I'm currently cannot see what page is throwing up, but it seems likely that it is the Home page (7 errors - 7 pages)
So my question is, how do we get around this issue? Is there a way to do this without clearing the index completely or is this our best option?
I had to clear the index in order to sort out the mapping exceptions. Another solution might be to delete all the items of the specific type that fails, i didn't try that.
And another thing:
I forgot to point out that you are unable to see which page/folder that throws an error, as Henrik said. It would be nice if this was included in the logging, I had some issues with some page files not getting indexed last week, because of some bandwidth/file size limitations, and was unable to see which page caused the error. It can be (and was) pretty difficult and time consuming to locate the source of the error.

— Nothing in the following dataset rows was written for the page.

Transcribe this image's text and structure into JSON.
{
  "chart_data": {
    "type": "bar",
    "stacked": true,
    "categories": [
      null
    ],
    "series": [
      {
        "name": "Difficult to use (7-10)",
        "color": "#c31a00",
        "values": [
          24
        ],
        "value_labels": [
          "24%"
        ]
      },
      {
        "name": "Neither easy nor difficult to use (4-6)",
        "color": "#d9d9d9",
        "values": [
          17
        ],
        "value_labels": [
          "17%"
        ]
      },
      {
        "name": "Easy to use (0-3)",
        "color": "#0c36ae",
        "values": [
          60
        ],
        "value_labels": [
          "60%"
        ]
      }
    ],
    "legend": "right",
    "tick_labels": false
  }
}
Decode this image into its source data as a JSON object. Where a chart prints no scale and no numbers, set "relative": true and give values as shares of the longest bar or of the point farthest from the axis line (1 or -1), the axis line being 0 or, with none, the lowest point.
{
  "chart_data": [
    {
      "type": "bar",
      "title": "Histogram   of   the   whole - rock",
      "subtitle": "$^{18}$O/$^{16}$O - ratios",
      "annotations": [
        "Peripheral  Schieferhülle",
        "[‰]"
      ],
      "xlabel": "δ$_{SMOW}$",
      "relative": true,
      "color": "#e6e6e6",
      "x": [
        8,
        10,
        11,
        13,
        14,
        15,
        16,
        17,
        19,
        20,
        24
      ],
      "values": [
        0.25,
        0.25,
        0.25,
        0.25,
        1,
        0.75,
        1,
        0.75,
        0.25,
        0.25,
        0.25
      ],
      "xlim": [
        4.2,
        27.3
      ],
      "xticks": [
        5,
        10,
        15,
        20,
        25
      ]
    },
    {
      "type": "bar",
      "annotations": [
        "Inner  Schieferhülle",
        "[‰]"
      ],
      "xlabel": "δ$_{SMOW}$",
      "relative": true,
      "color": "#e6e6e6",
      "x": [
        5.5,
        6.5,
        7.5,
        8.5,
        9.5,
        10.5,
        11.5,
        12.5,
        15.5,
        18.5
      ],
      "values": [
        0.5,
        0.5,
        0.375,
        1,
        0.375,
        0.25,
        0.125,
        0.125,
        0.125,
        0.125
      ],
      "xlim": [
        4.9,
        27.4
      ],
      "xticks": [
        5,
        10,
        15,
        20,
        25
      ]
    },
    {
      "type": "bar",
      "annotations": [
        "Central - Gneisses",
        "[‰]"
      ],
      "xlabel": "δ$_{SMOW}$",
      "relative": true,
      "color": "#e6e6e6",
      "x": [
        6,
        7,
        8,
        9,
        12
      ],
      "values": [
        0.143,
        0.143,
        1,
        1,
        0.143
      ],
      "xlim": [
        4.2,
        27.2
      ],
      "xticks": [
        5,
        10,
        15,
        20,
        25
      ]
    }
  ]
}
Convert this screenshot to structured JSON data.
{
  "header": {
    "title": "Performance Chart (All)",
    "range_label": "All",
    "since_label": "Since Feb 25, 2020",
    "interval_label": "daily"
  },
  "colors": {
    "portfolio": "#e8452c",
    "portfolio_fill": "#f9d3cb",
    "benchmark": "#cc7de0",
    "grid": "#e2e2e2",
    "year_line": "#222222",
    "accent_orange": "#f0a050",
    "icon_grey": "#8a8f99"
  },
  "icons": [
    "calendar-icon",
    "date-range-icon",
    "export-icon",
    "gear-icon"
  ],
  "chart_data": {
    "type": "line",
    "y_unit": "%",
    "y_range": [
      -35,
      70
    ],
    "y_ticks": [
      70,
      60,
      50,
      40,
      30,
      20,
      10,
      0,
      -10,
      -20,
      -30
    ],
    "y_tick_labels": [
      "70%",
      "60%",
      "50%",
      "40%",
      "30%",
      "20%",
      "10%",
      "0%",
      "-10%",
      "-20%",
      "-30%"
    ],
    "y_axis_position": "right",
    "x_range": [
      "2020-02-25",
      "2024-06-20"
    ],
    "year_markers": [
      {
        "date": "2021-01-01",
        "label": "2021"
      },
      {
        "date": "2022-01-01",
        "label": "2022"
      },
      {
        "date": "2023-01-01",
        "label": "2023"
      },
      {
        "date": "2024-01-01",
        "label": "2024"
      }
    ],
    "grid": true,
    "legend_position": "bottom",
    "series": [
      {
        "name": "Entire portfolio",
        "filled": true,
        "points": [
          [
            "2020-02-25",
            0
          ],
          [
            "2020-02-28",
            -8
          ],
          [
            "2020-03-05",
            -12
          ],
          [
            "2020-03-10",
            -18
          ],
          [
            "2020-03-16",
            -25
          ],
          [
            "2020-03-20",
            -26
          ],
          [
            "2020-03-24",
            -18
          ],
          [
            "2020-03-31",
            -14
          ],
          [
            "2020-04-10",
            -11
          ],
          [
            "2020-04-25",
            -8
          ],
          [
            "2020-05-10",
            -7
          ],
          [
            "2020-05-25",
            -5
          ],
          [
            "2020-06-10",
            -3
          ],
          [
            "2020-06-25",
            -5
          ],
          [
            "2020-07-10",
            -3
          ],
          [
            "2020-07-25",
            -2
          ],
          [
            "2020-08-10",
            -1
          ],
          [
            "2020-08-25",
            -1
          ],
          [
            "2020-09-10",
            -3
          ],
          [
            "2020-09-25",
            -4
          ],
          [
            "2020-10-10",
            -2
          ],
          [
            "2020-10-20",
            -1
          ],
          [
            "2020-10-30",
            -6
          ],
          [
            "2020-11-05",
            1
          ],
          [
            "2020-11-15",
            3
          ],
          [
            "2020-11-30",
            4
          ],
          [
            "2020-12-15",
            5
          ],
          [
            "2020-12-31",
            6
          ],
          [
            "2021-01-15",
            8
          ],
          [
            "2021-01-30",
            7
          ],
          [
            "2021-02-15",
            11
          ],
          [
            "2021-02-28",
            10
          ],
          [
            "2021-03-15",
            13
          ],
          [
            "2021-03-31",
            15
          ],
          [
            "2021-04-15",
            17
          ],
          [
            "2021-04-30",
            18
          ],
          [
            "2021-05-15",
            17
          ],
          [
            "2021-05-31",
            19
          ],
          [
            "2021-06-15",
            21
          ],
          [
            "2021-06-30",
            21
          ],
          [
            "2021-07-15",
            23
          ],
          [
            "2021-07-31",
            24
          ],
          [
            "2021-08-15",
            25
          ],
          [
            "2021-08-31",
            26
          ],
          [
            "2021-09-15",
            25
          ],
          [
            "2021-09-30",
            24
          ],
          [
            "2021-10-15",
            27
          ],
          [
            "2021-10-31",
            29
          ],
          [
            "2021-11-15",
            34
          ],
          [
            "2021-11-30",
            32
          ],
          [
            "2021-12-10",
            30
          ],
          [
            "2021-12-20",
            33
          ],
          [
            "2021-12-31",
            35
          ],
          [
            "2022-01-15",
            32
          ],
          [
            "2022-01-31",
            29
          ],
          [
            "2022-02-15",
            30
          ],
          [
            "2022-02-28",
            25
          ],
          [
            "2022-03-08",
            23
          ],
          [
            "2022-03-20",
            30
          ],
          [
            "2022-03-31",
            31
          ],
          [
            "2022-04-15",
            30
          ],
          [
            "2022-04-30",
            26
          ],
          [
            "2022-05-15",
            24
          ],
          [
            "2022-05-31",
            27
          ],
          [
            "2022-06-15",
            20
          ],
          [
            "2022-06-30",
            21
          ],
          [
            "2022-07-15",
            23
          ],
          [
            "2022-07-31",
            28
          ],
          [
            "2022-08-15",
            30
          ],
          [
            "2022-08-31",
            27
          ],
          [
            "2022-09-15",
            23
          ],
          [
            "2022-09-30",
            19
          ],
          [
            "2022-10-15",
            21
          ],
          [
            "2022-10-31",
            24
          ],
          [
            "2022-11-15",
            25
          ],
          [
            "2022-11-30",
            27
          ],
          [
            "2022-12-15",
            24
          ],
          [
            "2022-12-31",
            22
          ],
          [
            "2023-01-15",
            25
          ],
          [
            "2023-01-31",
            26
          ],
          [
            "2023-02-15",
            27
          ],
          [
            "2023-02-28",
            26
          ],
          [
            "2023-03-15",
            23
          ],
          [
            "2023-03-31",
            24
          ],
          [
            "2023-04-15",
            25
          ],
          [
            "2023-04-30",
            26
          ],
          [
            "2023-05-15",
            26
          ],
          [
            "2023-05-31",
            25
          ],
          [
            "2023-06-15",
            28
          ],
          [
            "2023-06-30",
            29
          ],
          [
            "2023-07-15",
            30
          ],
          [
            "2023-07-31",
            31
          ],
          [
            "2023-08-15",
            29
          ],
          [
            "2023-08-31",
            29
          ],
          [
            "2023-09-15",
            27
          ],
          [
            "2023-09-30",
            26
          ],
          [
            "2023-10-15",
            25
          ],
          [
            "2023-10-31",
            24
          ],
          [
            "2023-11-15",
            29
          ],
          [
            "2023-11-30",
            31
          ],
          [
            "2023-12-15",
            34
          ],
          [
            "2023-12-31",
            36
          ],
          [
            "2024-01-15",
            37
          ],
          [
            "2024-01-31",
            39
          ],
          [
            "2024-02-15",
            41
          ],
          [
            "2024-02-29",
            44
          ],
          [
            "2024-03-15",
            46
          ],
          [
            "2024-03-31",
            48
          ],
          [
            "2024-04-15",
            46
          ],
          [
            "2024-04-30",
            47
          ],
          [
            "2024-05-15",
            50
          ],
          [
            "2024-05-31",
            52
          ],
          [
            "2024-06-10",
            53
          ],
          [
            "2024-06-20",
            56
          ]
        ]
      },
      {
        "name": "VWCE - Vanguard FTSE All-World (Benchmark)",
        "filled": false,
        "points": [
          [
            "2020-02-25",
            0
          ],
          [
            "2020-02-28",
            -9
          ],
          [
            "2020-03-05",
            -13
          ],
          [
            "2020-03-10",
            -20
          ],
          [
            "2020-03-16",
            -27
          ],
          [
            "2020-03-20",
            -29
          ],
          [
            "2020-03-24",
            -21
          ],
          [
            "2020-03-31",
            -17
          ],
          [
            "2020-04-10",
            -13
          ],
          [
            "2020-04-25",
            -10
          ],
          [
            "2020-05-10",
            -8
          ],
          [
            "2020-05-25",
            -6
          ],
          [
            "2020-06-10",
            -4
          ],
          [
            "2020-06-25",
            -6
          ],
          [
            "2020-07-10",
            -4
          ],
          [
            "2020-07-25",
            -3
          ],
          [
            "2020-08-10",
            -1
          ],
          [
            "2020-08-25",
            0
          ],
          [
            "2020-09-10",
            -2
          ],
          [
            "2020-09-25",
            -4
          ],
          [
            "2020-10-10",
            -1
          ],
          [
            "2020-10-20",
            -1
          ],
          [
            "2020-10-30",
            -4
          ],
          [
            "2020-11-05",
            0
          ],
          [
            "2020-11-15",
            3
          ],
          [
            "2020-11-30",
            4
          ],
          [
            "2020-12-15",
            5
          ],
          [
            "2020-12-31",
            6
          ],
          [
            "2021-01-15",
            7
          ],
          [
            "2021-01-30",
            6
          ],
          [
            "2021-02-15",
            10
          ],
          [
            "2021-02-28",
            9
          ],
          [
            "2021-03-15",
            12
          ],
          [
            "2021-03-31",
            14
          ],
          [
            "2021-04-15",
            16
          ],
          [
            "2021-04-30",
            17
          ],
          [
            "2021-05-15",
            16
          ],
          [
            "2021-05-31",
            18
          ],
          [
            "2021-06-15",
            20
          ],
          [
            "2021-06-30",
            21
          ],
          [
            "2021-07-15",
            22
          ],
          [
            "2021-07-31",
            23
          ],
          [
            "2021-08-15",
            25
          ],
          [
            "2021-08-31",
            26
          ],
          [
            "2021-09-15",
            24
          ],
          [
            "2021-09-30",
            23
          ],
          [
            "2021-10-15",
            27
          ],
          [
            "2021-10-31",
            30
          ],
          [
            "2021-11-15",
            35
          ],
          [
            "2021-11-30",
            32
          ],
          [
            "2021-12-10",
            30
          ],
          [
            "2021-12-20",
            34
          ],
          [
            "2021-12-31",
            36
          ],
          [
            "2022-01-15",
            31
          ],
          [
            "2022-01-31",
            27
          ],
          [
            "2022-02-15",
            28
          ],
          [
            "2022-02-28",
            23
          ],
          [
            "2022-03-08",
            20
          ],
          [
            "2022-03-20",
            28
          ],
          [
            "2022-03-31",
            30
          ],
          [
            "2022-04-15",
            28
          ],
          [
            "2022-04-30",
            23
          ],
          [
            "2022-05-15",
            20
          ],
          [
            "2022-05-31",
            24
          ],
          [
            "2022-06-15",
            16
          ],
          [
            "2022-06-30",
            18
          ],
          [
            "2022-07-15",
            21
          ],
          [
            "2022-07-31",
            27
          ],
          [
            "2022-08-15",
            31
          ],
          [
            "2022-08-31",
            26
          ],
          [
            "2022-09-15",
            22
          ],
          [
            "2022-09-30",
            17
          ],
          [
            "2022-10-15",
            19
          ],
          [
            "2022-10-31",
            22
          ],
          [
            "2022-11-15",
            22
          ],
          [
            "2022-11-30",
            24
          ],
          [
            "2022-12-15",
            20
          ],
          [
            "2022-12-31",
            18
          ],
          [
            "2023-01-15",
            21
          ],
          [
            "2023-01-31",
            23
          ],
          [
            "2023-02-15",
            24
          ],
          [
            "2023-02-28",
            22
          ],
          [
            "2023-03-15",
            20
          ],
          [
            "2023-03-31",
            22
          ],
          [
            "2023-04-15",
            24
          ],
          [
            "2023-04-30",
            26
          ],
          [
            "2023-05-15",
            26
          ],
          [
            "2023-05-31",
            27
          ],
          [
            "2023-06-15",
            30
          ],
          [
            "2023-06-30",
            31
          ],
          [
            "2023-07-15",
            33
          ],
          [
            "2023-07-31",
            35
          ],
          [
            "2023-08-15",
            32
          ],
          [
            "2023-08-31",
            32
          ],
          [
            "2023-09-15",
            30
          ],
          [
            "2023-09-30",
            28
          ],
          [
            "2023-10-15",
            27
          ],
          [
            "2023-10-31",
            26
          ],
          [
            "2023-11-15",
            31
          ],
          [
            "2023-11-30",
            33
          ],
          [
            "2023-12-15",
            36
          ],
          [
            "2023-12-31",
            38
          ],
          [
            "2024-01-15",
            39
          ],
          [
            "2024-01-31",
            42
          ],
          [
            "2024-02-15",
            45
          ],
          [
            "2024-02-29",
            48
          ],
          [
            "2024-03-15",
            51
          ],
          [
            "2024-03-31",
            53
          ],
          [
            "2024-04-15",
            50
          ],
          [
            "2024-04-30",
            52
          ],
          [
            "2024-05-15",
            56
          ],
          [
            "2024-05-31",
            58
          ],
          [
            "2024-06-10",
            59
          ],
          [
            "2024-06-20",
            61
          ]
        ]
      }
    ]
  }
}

Well, this being the Home pages, I guess that clearing the index will be my best option in my case.
Unfortunately clearing the index didn't resolve it for us, and my bet on it being the homepage seems wrong. Is there any way to get information about what pages that are failing or at least what type mapping fields are setup as?
I compared the type statisitcs in the index with the actual number of pages in EPiServer, to determine which type (PageType) failed. I guess another solution is to basically build your own simple loop that manually index each page, together with some logging. Note that the cause of this error is the values of the fields, not the data type of the field, at least in my case.